Palestinian generosity
We made our way back to the village and Ali and his wife invited us in for a drink. We were acutely aware that this was by far the poorest family we had spent time with - their home was little more than one room with a bare concrete wall and floor. It was good to be able to accept their hospitality and very good to drink strong sweet coffee. It was clear that the family had eaten their one good meal of the day out with us in the fields. While we drank we saw again the smashed window in their room and the smashed door lock that we had seen on our first visit. We had been told that these had happened a year ago when the Army had raided the village to arrest a neighbour of Ali's. As is Israeli army practice, they had broken into the neighbouring houses as well, to 'dissuade' any resistance. Ali was left, of course, with the damage caused by the Army and he had no money to replace the glass or the lock.
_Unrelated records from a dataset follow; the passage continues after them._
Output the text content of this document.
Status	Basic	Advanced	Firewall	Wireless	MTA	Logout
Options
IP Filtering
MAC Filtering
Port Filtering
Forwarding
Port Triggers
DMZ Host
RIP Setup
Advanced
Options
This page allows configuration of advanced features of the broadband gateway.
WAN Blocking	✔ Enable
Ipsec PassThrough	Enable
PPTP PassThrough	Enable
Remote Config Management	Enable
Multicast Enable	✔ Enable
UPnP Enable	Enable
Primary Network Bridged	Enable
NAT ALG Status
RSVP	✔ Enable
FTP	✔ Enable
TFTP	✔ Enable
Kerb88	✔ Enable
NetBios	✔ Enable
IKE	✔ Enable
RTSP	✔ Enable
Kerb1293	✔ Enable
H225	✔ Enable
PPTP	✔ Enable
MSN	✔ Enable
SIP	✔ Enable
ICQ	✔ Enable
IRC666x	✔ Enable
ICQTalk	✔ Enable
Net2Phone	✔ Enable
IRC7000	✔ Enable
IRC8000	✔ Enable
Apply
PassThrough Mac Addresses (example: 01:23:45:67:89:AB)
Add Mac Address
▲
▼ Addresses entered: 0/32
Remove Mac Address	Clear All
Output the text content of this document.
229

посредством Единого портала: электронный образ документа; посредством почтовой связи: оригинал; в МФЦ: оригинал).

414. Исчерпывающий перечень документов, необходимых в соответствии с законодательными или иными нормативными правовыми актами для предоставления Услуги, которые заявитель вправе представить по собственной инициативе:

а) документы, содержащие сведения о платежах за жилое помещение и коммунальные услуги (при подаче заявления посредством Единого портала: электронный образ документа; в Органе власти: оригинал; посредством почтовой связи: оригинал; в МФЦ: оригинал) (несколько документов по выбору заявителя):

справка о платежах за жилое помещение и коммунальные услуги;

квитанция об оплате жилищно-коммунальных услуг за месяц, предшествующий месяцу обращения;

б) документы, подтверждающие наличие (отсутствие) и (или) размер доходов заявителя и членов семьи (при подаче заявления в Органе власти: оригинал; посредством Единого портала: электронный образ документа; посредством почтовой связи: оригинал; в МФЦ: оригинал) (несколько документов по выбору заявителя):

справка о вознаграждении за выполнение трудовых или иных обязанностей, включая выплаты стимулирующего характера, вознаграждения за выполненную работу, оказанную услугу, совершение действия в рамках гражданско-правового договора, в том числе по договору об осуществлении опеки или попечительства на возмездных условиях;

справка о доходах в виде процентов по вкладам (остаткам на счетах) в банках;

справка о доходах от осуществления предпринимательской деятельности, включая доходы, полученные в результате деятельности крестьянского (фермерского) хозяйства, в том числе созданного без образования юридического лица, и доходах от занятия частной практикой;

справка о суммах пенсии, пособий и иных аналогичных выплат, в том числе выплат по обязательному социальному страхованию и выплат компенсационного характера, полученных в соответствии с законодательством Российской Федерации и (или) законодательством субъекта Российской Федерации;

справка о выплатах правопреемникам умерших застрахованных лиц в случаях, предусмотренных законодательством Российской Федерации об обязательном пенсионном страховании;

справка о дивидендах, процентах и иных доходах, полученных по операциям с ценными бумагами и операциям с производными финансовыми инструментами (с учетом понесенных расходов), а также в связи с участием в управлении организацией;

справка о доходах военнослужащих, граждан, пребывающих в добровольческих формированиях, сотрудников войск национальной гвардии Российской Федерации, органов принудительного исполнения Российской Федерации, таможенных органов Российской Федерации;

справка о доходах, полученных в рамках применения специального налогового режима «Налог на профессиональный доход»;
We also spoke to Ali's nephew - he was one of those young men that I was beginning to recognise in Palestine, with restless eyes that are always on the move, never relaxed or at peace. I was not sure what he made of us and whether he trusted us, although he, like almost everyone we met, was really polite and open. We learnt that he had been in prison in Israel for 3 years and had been out about a year. Life for someone in his position would be really hard - he would be unlikely to be able to travel out of the Nablus area and getting work almost impossible. As we left he rose to accompany us and make sure we found a taxi to take us back to Nablus. In a minute he had found a driver and car and I guessed that his eagerness was to make sure that a relative or friend of his got the much needed fare. And then I realised why he had hurried - he had paid the driver for our fare - and however much we protested, he insisted that the fare was paid.